The Redcliffes specifically wanted to purchase a property in a high rainfall area when they were looking at options, unfortunately they went straight into drought upon buying Big Bluff and ended up having to truck up hay from as far south as Victoria.

"We're enjoying what the locals call a normal season now with reliable spring rainfall and good summer storms. The country here holds the moisture very well."

In addition to co-managing the herd with her husband, Mrs Redcliffe works full time as the CEO for the Nuffield Australia scholarship program, from which she graduated herself in 2013.

This experience led the pair to looking at other business avenues when they moved to Big Bluff as there wasn't initially enough land to run a full-fledged cattle operation.

They wanted to share what farming looks like with people from urban areas and so they established a farm stay business.

"It's not just accommodation, guests get to see how a beef breeding operation works, while also gaining a detailed insight into our smaller free range pig and beehive arms of the business. We're connecting urban people with the rural landscape to help close the knowledge gap."

The Redcliffes have been "feeling their way" through their mating program which was run as a fixed joining period during their first year on Big Bluff though they've since changed tack to year-round mating.

"This decision was based more on the farm stay side of the business as guests love seeing cute little Angus calves on the ground."

The drought saw the Redcliffes reduce their herd size by half, though they've been building their numbers back up through the better seasons that have followed. They're currently running 60 breeders on 65ha of improved pastures and another 70ha scrubby lease block.

"We're really happy with the quality of our heifers.

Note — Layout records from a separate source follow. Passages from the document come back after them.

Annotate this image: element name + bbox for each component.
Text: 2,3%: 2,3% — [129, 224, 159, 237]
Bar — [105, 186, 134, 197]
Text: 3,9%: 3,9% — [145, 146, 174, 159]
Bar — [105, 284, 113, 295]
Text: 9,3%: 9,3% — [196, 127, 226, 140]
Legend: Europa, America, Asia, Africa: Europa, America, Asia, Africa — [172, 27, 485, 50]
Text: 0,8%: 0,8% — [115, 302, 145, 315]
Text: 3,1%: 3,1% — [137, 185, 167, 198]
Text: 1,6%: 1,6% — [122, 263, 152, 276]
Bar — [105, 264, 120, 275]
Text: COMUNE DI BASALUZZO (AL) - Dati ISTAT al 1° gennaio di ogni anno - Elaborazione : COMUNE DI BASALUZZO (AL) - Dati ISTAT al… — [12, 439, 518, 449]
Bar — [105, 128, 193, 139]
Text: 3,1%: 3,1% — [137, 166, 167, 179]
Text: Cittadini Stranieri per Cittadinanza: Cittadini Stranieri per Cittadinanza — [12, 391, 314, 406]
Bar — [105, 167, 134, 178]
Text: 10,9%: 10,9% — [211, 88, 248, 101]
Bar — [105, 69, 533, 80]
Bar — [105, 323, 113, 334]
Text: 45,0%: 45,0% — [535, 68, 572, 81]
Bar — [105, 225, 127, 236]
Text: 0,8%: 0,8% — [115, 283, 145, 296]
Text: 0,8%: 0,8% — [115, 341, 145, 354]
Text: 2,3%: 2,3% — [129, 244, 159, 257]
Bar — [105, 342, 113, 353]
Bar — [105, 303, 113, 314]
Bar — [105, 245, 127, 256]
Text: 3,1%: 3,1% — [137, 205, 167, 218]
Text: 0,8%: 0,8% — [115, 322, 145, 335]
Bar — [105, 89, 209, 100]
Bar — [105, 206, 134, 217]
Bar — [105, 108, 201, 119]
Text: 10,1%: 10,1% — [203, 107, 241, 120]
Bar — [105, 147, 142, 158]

We can run as many as 90 breeders if we desire to do so."

In the drought the Redcliffes were grain feeding steers for 100 days then marketing them as grain fed Angus beef to local butchers, however as conditions have improved and with saleyard prices holding high they've switched to selling steers straight off their mums at weaning through the Casino yards.

"The last weaner steers we sent to Casino at the end of August weighed 241kg/head to return an average of 720c/kg."

The Redcliffes aim for a five-year working life with their bulls and will be looking to swap their oldest Cochrane bull out in the next two to three years.

"For our replacement bull we'll be going back to the Cochranes for sure."